Smashing Stereotypes: Bushra Schuitemaker

How a pet chicken sparked a passion for poultry science


Bushra Schuitemaker

Zoologist, Quadram Institute

How a pet chicken sparked a passion for poultry science

After studying Zoology at Anglia Ruskin University, Bushra worked as a research scientist before starting her PhD, focused on poultry health and welfare at the Quadram Institute, Norwich. Currently in her final year of study, Bushra is investigating the gut microbiome in chickens to find new ways of monitoring their health and productivity.

Bushra has also helped initiate the Racial and Ethnic Equality and Diversity (REED) network for the British Ecological Society.

I’ve always loved animals, they are my absolute passion.

As a child, the first pet I ever had was a chicken. I had a little incubator on my mum’s kitchen counter, much to her disgust. I started with six little chicks, and I would build them obstacle courses in my garden and invite friends over from school: “Do you want to come hang out with my chickens?”. I would even watch TV with them zipped up in my hoodie. Again, much to my mum’s disgust…but there was no stopping me, I was a chicken enthusiast.

After my undergraduate Zoology degree, I worked in science for a few years, first for the Wellcome Sanger Institute as an animal technician, then for Cancer Research UK. I really enjoy lab work, but ultimately I knew that my passion was animals and I wanted to return to animal research. So when this PhD opportunity came up at the Quadram Institute looking at improving poultry health and welfare, it just brought me straight back to my childhood. It felt like destiny!

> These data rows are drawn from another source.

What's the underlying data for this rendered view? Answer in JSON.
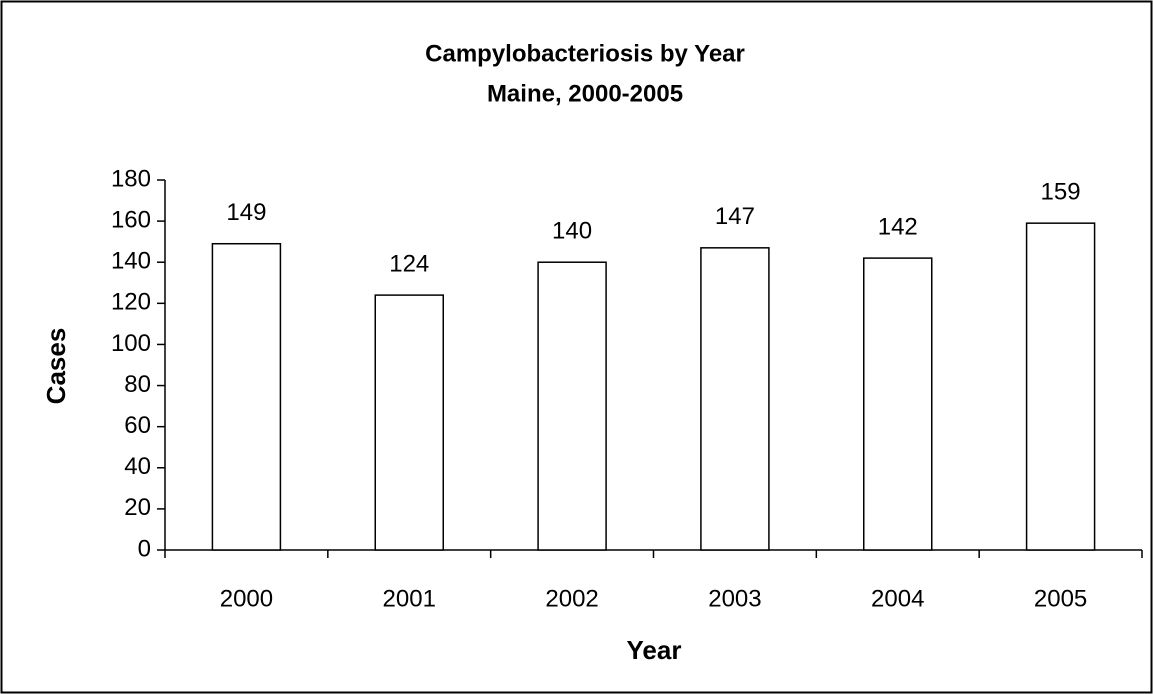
{
  "chart_data": {
    "type": "bar",
    "title": "Campylobacteriosis by Year",
    "subtitle": "Maine, 2000-2005",
    "x_label": "Year",
    "y_label": "Cases",
    "categories": [
      "2000",
      "2001",
      "2002",
      "2003",
      "2004",
      "2005"
    ],
    "values": [
      149,
      124,
      140,
      147,
      142,
      159
    ],
    "color": "#ffffff",
    "ylim": [
      0,
      180
    ],
    "yticks": [
      0,
      20,
      40,
      60,
      80,
      100,
      120,
      140,
      160,
      180
    ],
    "grid": false
  }
}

It hasn’t been easy getting here. I really enjoyed university because I love being practical and hands-on. However, I found that I was not performing as well when it came to exams and essays. I was great at talking through everything and I understood it when I spoke to my lecturers, but I just couldn’t seem to get that onto paper.

In my final year of university, one of my lecturers asked if I wanted to go for a dyslexia and dyspraxia assessment. It turned out that I had both.

The diagnosis made a huge difference: I stopped calling myself stupid, I stopped assuming that I wasn’t intelligent, and I realised that I just needed to learn differently.

I think a lot of people assume that if you’re not excellent at writing, or if you’re neurodiverse in some way, science, academia, or a PhD isn’t for you. But I have realised that’s not the case at all. Being an enthusiastic person, being hard working, caring about science, and being resilient and passionate are far more important skills than being able to memorise a list of names and repeat them under exam conditions.



It’s not the only challenge I’ve faced. Historically, ecology and zoology have been dominated by white men and even now, people are often surprised to learn that I work in those fields. I was the only person of colour on my undergraduate Zoology course and now I do a lot of volunteering, and I’m often the only woman and always the only person of colour in the room.

To help smash this stereotype, I helped to initiate the Racial and Ethnic Equality and Diversity network for the British Ecological Society in 2020. Through the network, we have now connected more than 90 people from underrepresented racial and ethnic minorities who work in different ecological sectors around the world. I think it gives us a lot of power to realise that we’re not alone and that others have faced the same challenges.



I think science ultimately is becoming more accessible for people who are neurodiverse and for people from different racial and ethnic minorities. People are starting to realise, especially with the current climate crisis, that environmental justice is social justice and there is real value in diversity in those industries in order for us to tackle some of these global issues.

We’ve still got work to do, and we’ve still got a long way to go. But I am starting to see a change.